Sudhakar Reddy Bonthu was also ordered to forfeit USD 75,979, the US Justice Department said.
The US Attorney's Office Northern District of Georgia in a statement on Tuesday said Sudhakar Bonthu, 44, was sentenced to eight months of home confinement by US District Court Judge Amy Totenberg.
"Bonthu intentionally took advantage of information entrusted to him in order to make a quick profit," said US Attorney Byung J Pak in a statement.
He said that the integrity of the stock markets and the confidence of investors are impaired by those who use nonpublic information for personal gain.
Chris Hacker, the special agent of FBI Atlanta said that it will do everything to hold accountable those who choose to take advantage of their inside knowledge.
"If we don't hold company insiders to the same rules that govern regular investors, the public's confidence in the stock market erodes.The FBI will do everything in its power to hold accountable those who choose to take advantage of their inside knowledge," Hacker said.
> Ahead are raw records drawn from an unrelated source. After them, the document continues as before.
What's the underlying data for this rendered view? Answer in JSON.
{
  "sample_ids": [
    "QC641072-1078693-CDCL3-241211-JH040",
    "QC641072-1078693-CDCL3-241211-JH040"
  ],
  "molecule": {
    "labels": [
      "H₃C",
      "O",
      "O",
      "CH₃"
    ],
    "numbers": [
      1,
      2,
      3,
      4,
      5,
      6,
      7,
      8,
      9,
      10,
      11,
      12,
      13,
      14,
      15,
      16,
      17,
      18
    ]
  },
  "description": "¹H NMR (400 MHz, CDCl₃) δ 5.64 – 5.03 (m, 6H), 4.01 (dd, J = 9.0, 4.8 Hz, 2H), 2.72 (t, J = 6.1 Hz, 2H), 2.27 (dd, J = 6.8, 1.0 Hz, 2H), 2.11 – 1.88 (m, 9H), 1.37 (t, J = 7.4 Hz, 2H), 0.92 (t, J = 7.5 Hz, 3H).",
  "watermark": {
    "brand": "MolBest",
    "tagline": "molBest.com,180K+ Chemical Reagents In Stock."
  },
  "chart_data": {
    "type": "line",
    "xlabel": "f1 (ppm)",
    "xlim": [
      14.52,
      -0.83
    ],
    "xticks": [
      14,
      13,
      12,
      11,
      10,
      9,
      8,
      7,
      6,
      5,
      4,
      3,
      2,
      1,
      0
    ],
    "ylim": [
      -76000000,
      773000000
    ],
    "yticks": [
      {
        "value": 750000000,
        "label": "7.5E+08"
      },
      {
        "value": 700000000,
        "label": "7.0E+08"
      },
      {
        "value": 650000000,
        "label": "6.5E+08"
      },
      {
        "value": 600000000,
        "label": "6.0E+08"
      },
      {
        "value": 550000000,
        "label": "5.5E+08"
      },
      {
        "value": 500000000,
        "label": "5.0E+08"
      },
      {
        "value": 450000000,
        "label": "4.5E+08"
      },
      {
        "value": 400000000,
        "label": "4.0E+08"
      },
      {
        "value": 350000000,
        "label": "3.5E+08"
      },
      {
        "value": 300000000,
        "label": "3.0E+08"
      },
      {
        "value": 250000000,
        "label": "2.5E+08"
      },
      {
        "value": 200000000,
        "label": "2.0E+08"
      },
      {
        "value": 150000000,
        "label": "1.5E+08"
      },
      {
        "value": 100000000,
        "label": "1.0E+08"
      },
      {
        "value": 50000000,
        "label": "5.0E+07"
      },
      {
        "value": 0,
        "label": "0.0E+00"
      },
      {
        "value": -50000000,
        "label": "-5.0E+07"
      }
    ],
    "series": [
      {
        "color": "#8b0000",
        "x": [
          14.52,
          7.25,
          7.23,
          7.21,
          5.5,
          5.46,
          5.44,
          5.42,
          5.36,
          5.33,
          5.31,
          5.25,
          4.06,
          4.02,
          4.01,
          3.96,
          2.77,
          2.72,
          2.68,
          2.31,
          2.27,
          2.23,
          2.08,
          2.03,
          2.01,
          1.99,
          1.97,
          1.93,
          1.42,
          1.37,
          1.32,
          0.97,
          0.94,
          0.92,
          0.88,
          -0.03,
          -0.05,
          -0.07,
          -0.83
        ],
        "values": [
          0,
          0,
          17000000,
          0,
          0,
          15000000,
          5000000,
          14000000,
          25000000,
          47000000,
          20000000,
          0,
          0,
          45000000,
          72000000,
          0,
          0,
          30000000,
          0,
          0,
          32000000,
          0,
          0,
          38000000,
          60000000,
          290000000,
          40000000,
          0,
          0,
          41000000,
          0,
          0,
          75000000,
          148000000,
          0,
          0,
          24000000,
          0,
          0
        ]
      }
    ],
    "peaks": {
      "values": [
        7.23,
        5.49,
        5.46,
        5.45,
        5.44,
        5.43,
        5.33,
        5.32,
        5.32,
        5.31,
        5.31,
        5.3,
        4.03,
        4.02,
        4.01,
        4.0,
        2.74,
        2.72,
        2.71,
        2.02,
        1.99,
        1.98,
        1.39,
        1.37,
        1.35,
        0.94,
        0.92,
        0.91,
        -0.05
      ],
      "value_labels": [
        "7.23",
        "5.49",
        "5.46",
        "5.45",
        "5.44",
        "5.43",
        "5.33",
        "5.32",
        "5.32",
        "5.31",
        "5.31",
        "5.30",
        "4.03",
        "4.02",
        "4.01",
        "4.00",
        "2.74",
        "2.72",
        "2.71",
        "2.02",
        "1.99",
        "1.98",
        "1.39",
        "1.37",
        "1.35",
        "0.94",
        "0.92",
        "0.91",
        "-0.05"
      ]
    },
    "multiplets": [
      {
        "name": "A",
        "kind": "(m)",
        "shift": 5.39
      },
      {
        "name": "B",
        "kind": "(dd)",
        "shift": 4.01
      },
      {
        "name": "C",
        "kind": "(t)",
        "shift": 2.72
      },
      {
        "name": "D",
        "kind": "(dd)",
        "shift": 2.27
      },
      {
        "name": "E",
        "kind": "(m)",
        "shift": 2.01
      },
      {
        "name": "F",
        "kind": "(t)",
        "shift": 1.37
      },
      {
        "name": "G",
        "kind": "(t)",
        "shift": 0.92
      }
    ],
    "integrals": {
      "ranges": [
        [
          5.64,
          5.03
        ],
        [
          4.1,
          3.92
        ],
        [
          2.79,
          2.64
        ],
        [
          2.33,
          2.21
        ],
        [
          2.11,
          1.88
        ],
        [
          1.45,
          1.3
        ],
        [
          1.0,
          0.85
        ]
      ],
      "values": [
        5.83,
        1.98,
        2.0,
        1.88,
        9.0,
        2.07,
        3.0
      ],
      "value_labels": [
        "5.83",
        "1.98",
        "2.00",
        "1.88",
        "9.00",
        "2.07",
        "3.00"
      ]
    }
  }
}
Bonthu was an Equifax employee from September 2003 until March 2018. The Securities and Exchange Commission (SEC) charged him with insider trading in advance of the company's September 2017 announcement of a massive data breach that exposed Social Security numbers and other personal information of approximately 148 million US customers.
The SEC said Bonthu, a citizen of India and a permanent resident of the US state of Georgia, committed securities fraud by engaging in illegal insider trading in the securities of information solutions and human resources company Equifax Inc.
On 12 March 2018, Bonthu's employment was terminated by Equifax and is currently unemployed.
In June, the SEC charged that Bonthu traded on confidential information he received while creating a website for consumers impacted by a data breach.
According to the complaint, Bonthu was told the work was being done for an unnamed potential client, but based on information he received, he concluded that Equifax itself was the victim of the breach.
The SEC had alleged that Bonthu violated company policy when he traded on the non-public information by purchasing Equifax put options.
Less than a week later, after Equifax publicly announced the data breach and its stock declined nearly 14 per cent, Bonthu sold the put options and netted more than USD 75,000, a return of more than 3,500 per cent on his initial investment.
This is the second case the SEC has filed arising from the Equifax data breach. In March, SEC had charged former chief information officer of a US business unit of Equifax, Jun Ying, with insider trading. He has pleaded guilty and his case is pending.
Bonthu's wife, addressing the judge during the sentencing hearing, questioned why her husband was being punished when top executives were not.
"He's just a small fish in this whole game," Rekha Vummadi said.
Bonthu also addressed the judge, saying he accepted responsibility for his actions and that he was sorry to Equifax stakeholders and to his family.
According to the Associated Press, Bonthu faces possible deportation as a result of his felony conviction.